(or, Catching up on my missed letter)
I want to know Christ and the power of his resurrection and the fellowship of sharing in his sufferings, becoming like him in his death, and so, somehow, to attain to the resurrection from the dead. Not that I have already obtained all this, or have already been made perfect, but I press on to take hold of that for which Christ Jesus took hold of me.
I'm not sure how I feel about this next quote from the inestimable C.S. Lewis; I was raised to believe that the 'merely festal character' of Easter was at least sacrilegious and at worst nearly blasphemous - no Easter bunny darkened our door and it was years before I could regard a jelly bean without feelings of misgiving. Now that I have children of my own, with a husband who had all the trappings of the holiday from sunrise service to Easter basket, I'm torn.
There is a stage in a child’s life at which it cannot separate the religious from the merely festal character of Christmas or Easter. I have been told of a very small and very devout boy who was heard murmuring to himself on Easter morning a poem of his own composition which began ‘Chocolate eggs and Jesus risen.’
This seems to me, for his age, both admirable poetry and admirable piety. But of course the time will soon come when such a child can no longer effortlessly and spontaneously enjoy that unity. He will become able to distinguish the spiritual from the ritual and festal aspect of Easter; chocolate eggs will no longer seem sacramental.

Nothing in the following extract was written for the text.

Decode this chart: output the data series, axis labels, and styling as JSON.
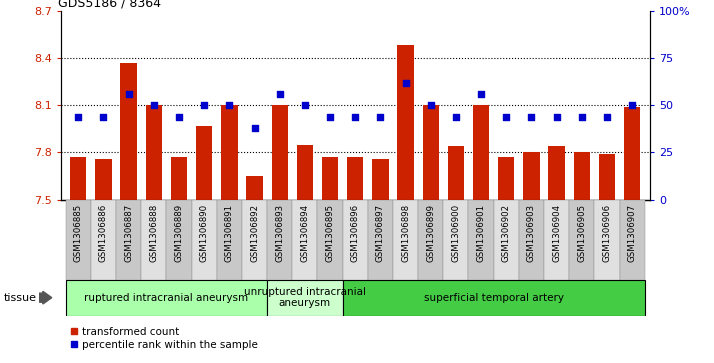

And once he has distinguished he must put one or the other first. If he puts the spiritual first he can still taste something of Easter in the chocolate eggs; if he puts the eggs first they will soon be no more than any other sweetmeat. They will have taken on an independent, and therefore a soon withering, life.”
I hope to be able to guide my boys to always put the spiritual first, without having to make an anathema of Cadbury Creme Eggs.